Upon an individual's death, is a fiduciary (e.g., executor, personal representative, trustee, agent, attorney-in-fact, or guardian) permitted to access the decedent's digital assets?
In July 2015, the National Conference of Commissioners on Uniform State Laws revised a model law, referred to as the “Revised Uniform Fiduciary Access to Digital Assets Act” (RUFADAA), to help states enact uniform legislation nationwide. At present, 47 states have enacted this uniform Act that allows a fiduciary to “step into the shoes” of the decedent. What a fiduciary may access depends upon the type of information sought and what the decedent authorized during life. Pursuant to the uniform Act, a fiduciary may access a catalog of “non-content” information (i.e., the outside of the envelope) without the express prior consent of the decedent.

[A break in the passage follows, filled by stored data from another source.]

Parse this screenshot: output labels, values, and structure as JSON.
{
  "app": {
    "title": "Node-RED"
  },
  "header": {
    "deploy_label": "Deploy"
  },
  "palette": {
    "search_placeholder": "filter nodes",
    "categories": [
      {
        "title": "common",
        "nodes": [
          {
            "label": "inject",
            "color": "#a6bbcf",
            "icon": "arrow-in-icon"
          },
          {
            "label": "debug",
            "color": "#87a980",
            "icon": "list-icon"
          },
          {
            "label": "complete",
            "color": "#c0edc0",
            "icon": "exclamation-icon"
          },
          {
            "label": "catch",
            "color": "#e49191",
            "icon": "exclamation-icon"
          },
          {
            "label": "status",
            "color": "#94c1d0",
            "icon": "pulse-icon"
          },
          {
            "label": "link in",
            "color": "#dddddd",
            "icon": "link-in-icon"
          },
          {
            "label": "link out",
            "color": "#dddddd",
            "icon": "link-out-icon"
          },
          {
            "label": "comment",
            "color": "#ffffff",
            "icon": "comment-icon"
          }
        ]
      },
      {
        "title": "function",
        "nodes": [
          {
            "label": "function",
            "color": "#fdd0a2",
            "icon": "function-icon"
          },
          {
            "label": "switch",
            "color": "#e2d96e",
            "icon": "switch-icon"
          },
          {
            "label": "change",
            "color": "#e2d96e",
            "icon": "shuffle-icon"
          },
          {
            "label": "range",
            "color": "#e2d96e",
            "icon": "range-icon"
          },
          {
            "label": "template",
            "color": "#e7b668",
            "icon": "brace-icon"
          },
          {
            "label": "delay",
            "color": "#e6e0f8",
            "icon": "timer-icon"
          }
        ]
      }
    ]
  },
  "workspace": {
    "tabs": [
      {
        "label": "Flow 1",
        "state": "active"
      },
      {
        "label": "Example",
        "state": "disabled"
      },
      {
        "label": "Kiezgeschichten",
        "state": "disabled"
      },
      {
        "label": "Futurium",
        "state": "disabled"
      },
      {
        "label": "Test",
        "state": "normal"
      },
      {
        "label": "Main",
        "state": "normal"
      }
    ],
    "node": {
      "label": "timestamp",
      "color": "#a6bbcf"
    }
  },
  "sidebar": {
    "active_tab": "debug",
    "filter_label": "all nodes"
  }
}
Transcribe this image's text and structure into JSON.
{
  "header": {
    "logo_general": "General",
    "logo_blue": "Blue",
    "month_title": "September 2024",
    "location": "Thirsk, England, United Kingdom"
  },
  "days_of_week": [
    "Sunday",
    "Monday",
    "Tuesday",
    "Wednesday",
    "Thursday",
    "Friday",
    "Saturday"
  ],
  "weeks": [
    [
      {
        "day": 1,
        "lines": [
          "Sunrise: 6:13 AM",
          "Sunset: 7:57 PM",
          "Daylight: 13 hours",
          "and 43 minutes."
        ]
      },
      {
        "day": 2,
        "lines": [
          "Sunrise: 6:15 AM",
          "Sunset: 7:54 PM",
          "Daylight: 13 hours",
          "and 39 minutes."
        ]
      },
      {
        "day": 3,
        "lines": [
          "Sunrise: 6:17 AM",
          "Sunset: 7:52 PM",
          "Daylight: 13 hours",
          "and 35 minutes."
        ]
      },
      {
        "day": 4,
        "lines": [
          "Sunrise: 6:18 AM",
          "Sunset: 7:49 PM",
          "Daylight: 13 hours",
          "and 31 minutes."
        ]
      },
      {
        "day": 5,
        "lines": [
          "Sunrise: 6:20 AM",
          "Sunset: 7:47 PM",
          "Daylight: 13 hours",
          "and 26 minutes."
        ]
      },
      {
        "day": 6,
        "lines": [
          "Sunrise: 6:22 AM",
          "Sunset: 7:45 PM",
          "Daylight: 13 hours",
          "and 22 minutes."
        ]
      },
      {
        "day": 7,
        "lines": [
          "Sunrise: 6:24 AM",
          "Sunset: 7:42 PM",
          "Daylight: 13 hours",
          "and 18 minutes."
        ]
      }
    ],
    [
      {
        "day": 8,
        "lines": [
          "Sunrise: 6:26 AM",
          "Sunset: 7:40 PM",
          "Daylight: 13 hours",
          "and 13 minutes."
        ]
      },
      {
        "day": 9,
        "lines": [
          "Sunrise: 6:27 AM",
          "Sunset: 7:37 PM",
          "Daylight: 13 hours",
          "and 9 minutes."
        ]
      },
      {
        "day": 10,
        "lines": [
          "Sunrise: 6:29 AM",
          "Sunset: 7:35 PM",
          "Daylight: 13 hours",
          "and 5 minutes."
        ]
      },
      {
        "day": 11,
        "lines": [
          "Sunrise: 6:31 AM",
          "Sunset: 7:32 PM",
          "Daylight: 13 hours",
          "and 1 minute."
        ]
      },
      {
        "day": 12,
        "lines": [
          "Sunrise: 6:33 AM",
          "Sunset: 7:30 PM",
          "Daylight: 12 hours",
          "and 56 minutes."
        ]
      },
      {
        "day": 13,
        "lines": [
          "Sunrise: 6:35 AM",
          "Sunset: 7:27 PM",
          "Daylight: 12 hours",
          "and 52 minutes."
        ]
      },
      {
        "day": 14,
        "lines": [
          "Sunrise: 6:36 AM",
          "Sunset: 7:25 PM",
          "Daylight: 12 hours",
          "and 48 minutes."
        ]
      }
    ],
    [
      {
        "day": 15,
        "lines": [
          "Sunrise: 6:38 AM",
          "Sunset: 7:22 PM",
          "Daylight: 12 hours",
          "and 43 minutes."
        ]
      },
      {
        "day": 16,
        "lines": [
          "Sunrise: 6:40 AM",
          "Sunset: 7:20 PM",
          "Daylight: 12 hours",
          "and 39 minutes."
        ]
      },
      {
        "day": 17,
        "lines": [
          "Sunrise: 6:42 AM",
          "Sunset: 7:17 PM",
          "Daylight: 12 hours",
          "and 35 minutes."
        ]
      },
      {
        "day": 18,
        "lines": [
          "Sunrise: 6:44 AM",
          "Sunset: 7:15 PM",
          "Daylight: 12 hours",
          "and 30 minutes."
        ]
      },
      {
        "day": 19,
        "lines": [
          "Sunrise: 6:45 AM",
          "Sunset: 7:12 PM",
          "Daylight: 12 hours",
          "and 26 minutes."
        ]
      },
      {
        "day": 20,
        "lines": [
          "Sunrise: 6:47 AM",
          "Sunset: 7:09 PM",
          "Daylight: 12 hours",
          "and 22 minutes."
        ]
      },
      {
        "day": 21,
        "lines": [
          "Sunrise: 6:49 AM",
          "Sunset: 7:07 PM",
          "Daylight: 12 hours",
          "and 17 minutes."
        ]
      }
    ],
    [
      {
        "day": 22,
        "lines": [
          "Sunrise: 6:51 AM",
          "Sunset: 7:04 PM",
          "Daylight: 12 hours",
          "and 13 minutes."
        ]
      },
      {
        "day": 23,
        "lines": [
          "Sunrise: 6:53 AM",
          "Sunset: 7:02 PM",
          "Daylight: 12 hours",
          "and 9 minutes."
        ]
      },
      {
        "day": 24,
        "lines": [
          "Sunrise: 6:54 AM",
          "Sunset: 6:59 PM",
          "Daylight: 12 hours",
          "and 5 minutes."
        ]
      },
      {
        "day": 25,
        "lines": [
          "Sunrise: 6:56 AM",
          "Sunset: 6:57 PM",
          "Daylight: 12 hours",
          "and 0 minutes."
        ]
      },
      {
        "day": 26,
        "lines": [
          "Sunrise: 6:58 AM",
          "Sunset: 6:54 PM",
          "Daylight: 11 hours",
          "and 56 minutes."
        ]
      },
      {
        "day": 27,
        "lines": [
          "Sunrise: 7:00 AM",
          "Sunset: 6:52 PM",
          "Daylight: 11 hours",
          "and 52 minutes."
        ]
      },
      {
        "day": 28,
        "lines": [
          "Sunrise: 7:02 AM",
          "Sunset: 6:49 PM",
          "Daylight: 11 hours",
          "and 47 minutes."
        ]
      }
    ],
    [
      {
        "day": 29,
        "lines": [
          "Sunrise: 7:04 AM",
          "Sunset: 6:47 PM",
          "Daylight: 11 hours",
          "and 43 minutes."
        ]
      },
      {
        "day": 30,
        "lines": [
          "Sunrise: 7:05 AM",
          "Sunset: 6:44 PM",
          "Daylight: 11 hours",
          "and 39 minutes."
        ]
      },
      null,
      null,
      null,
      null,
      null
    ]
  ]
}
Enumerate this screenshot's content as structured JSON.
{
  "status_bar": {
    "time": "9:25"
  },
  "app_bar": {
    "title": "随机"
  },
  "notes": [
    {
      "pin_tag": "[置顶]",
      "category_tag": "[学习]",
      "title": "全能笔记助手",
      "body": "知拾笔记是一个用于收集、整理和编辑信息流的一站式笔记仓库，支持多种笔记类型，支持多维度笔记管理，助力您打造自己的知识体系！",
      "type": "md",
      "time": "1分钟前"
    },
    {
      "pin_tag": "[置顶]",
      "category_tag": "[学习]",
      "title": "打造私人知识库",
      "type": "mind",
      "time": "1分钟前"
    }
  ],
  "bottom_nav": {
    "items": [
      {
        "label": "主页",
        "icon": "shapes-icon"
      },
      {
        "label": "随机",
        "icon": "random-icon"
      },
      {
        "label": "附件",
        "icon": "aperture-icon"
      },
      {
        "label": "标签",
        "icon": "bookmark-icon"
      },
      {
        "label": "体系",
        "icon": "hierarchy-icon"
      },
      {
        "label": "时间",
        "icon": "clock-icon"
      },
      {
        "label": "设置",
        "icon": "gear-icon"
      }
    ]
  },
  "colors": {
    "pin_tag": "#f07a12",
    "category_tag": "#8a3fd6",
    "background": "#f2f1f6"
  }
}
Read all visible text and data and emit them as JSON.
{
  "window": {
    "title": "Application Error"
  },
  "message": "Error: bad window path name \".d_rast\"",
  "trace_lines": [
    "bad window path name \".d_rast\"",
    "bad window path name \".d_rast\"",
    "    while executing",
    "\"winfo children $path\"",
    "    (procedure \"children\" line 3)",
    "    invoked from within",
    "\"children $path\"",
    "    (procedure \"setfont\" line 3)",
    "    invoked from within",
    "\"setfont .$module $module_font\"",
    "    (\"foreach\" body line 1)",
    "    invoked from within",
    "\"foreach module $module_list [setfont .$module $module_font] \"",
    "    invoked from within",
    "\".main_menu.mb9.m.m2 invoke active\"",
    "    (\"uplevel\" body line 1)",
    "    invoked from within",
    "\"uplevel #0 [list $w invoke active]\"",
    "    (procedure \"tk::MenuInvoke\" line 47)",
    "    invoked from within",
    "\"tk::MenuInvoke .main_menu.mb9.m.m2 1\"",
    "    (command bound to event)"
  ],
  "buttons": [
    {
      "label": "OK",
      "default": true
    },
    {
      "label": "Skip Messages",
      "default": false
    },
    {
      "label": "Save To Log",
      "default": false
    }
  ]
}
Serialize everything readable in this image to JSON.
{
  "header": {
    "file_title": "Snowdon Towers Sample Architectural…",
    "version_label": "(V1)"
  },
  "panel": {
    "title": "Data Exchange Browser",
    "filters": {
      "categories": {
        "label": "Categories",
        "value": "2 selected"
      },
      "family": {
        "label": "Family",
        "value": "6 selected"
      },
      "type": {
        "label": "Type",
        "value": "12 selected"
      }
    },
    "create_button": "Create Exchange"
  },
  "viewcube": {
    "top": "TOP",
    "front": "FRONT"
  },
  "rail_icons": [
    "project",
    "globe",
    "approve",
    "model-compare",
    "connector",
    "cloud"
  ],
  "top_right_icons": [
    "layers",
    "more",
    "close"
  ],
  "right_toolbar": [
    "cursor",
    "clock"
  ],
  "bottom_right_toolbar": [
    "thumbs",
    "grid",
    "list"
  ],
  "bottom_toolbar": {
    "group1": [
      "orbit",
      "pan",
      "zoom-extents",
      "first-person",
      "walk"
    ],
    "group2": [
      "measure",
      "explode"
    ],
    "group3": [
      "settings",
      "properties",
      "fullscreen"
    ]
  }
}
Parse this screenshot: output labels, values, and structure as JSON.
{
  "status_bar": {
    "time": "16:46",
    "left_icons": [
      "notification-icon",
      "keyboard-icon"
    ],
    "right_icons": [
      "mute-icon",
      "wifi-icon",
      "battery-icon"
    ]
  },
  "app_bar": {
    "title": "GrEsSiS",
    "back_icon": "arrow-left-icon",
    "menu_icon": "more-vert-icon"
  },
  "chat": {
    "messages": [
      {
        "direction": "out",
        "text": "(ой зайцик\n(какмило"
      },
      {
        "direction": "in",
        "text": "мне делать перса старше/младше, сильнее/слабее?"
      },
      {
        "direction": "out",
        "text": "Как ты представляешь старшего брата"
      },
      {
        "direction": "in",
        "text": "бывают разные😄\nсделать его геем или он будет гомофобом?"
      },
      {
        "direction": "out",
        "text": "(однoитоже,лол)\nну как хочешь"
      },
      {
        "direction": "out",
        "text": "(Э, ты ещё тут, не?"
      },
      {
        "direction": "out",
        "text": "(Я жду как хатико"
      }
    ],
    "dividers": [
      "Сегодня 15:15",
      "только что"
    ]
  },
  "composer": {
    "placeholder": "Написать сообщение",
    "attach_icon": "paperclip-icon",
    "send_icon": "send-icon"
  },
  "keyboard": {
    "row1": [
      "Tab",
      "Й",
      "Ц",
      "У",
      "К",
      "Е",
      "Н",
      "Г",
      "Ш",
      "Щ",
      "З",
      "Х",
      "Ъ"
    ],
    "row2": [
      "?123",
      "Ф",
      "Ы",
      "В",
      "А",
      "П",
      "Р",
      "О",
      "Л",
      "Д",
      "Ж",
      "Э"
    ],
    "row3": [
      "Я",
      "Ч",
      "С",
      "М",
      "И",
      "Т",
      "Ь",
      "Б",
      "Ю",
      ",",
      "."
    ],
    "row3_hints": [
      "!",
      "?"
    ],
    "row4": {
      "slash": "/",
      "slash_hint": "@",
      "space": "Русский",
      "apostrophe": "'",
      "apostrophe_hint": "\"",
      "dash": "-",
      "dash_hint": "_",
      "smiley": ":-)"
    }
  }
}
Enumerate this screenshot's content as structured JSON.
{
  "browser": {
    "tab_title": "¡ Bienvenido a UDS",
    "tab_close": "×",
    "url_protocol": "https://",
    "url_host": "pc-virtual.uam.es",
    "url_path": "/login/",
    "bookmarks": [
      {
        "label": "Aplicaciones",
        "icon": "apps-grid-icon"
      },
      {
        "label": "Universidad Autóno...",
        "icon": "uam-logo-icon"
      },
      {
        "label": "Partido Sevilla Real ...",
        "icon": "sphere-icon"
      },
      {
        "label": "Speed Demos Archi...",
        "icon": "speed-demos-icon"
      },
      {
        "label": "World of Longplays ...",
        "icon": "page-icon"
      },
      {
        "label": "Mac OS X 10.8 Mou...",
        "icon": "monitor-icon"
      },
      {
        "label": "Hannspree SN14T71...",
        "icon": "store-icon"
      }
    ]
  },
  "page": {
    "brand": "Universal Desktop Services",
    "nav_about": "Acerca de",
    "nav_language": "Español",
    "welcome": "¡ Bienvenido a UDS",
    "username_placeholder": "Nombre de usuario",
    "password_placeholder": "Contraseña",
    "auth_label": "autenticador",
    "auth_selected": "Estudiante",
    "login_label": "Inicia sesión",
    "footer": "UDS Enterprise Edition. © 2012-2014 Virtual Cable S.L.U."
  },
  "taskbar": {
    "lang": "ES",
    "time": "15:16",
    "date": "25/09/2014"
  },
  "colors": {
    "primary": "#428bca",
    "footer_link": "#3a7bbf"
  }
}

However, to grant access to “content” information upon death (e.g., the letter inside the envelope), the user/decedent has options:
- First, the user may use the ISP’s online tool to provide direction to the fiduciary, which will supersede a will, trust or power of attorney.
- Second, in the absence of the online tool, the user may provide a written direction in a will, trust or power of attorney.
- Finally, if there is no written direction, the ISP’s terms of service agreement controls.
- If the ISP’s terms of service are silent about fiduciary access, the default rules of RUFADAA apply.